Based on the mAP scores on the validation set in the tables above, the best performing Faster R-CNN model is with a ResNet-50 backbone, batch size of 9, and learning rate of 0.00005 and the best performing YOLOv4 model is with a batch size of 64 and learning rate of 0.0005. The results of evaluating these two models on the test set is below.

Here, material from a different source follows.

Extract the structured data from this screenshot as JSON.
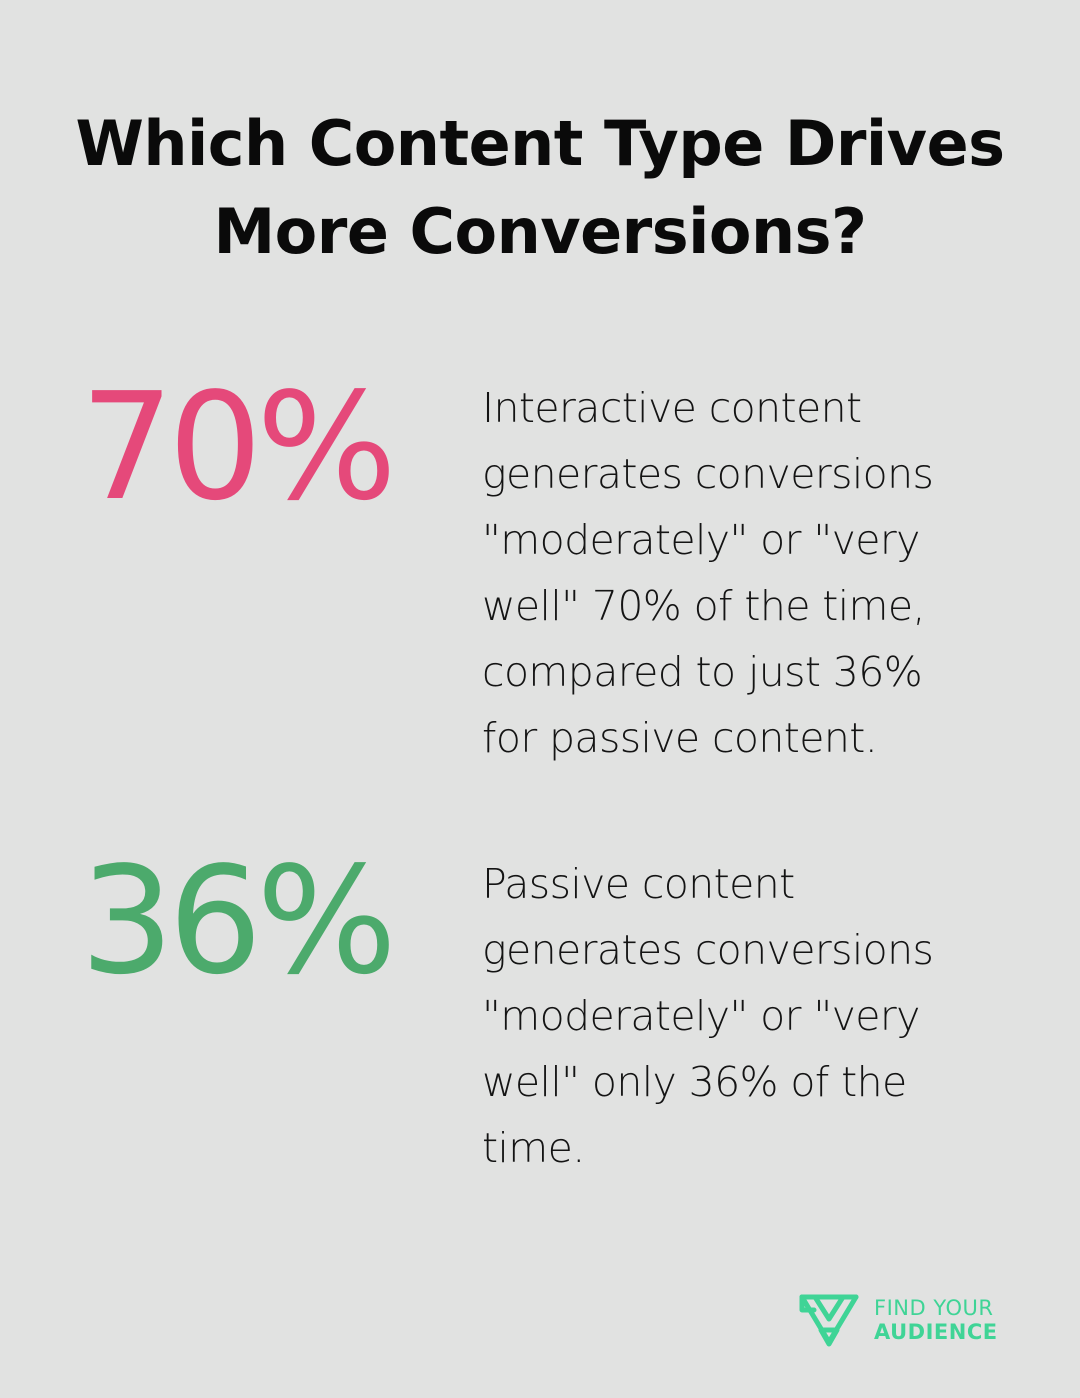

mAP on Test Set for Best Performing Models
Model mAP on Test Set
Faster R-CNN with ResNet-50 37.6%
YOLOv4 44.27%
AP on each Object Class for Best Performing Models
Object Class Model AP on Test Set
pedestrian Faster R-CNN with ResNet-50 64.5%
YOLOv4 62.97%
rider Faster R-CNN with ResNet-50 55.5%
YOLOv4 49.98%
car Faster R-CNN with ResNet-50 80.4%
YOLOv4 80.93%
truck Faster R-CNN with ResNet-50 65.6%
YOLOv4 63.04%
bus Faster R-CNN with ResNet-50 68.2%
YOLOv4 64.83%
train Faster R-CNN with ResNet-50 0%
YOLOv4 2.16%
motorcycle Faster R-CNN with ResNet-50 50.1%
YOLOv4 49.69%
bicycle Faster R-CNN with ResNet-50 54.6%
YOLOv4 58.12%
traffic light Faster R-CNN with ResNet-50 63.3%
YOLOv4 60.23%
traffic sign Faster R-CNN with ResNet-50 68.7%
YOLOv4 73.04%
other person Faster R-CNN with ResNet-50 0%
YOLOv4 0.26%
other vehicle Faster R-CNN with ResNet-50 17.6%
YOLOv4 9.14%
trailer Faster R-CNN with ResNet-50 0%
YOLOv4 1.12%

As expected, YOLOv4 outperforms Faster R-CNN on the test set, achieving about 7% higher mAP score on the test set, which is in line with comparisons of these two models on datasets like COCO, for example [10]. In terms of AP for each object class, YOLOv4 and Faster R-CNN achieve quite similar scores for each object class, performing fairly well on most classes, except train, other person, other vehicle, and trailer. For both models, the AP for each object class seems to roughly correlate with the number of times an object from that class appears in images in the dataset. For example, the object classes with the lowest number of appearances in the dataset, each appearing less than 1,000 times, are train, other person, other vehicle, and trailer, which are the same classes that both models performed the worst on. Further, both models performed the best on detecting cars, which appear in the dataset far more than any other object class, specifically 803,540 times. This pattern makes sense, as the model can learn to better detect an object when it has more examples of that object, or in other words, that object occurs more often in the dataset. Augmenting the Berkeley DeepDrive dataset with more images for classes like trailer or train, for example, which appear in very few images, by either adding new images or transformations of the existing images in the dataset with these types of objects, could help improve both models’ ability to detect these types of objects.

Overall, I learned a lot while doing this project. I gained a better understanding of how different object detection models work, how to finetune multiple object detection models, and evaluation of object detection (i.e., mAP, IoU, etc.).